With an accordion intro, again it feels brand new. The golden aura on the big screen behind Tom makes him look like some spiritual entity, and if there is the greater force upstairs, I imagine he looks and sounds a lot like Mr Jones.
‘Windmills of Your Mind’ is of course one of the greatest movie tracks of all time, and it’s a shame TJ never added his version to either the original Thomas Crown Affair, or Pierce Brosnan’s superior remake. To see him perform it at twilight is an absolute joy, and his band do a terrific job of backing him up rather than drowning him out.
A bluesy version of ‘Sex Bomb’ suggests a smoky Louisiana bar. Then the main body of the track is up-tempo, and we’re on more familiar turf. The original version was by a man in the autumn of his career. This is by a man in the winter of that incredible life, and it’s as appropriate as it is brilliant. And that’s the thing about Tom’s career over the last few decades. I still recall playing ‘If Only I Knew’ on a loop when I bought it decades ago, and it felt ahead of its time then. In 2022 Tom feels like he’s crafting music from 100 years in the future, occasionally by echoing sounds from 100 years ago.
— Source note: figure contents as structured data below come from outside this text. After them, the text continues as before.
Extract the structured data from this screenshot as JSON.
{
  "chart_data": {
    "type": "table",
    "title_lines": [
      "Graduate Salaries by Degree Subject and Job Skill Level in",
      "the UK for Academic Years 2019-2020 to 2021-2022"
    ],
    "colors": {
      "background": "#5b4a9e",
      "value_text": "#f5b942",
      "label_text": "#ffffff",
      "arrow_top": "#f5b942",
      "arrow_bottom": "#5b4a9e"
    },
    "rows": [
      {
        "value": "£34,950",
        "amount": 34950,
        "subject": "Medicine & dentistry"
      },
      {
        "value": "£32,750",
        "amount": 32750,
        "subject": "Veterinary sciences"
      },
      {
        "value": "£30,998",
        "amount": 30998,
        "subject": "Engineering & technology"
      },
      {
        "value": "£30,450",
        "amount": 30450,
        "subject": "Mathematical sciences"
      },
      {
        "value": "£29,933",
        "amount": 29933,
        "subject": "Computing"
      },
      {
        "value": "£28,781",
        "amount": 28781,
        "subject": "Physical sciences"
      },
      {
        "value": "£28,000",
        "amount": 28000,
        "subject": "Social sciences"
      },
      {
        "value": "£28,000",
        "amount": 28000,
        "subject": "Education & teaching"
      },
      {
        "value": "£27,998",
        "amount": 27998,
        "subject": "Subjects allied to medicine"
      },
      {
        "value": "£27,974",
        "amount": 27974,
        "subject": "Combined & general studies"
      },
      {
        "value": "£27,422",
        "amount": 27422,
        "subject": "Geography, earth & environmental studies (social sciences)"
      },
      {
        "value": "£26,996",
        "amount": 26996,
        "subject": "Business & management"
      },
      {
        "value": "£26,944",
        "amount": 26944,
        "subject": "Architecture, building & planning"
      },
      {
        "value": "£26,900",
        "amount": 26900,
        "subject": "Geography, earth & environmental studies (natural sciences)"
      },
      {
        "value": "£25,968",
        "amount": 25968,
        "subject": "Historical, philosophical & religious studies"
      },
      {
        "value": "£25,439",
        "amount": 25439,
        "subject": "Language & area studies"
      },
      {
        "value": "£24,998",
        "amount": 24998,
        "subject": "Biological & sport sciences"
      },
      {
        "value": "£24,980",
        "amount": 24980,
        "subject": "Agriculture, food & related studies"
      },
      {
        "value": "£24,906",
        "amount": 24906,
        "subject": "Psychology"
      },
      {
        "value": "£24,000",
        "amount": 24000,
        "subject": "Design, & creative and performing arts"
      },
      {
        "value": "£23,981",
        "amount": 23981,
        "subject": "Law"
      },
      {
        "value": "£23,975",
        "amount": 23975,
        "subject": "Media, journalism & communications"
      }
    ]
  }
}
The star attraction gives us a little history of his friendship with Cat Stevens before launching into the foot-tapping ‘Pop Star’, and then there’s the immortal ‘Green Green Grass of Home’. It’s as heartfelt and beautiful as ever. And throughout there’s never a false note, fluffed lyric or weak spot. The man is in his eighties and a testament to the restorative power of showbiz.
And despite the thousands of assembled fans, it’s an incredibly intimate gig, like he’d popped round your house for a cuppa and a singalong.
‘Talking Reality Television Blues’ is another of those hugely relevant ‘now’ songs, rather than a glorious retro track, and it could have been crafted for a man half of Tom’s age, yet feels so much more apt coming from an elder statesman of the music industry.
The intro to one of his best loved tracks is a melancholy affair, and then those familiar lyrics kick in, and we’re all singing along to ‘Delilah’. It’s probably been sung in every karaoke bar in the world, and the actual guy so many of us tried to emulate, but never came close to… and we’re singing along with him. Surreal and utterly wonderful at the same time, as is the epic ‘Lazarus Man’, which feels like we’ve been transported to another world. Another time.
“Are you ready?” asks Tom.
“Yeah!” yells the crowd.
“Then come owwwwnn!” he grins, and launches into ‘You Can Leave Your Hat On’. Again, it’s a bluesy version in places, and it doesn’t take much for the seated crowd to get on their feet and join in.
As darkness falls, the funky chords of ‘Kiss’ waft over the masses, and Tom encourages us that we “don’t have to be beautiful to turn him owwwnnn!” Prince would have been proud.
By the finale, and a little boogie woogie, it turns out to be incredibly poignant. “God bless you all!” remarks Tom as he potters off stage.
It’s a fun, incredibly moving night, and another of those bucket list acts ticked off. Perhaps THE ultimate entertainer whose vocals are the stuff of legend. There. In Scarborough. Wow.
Sir Tom Jones. One of the greatest knights of my life.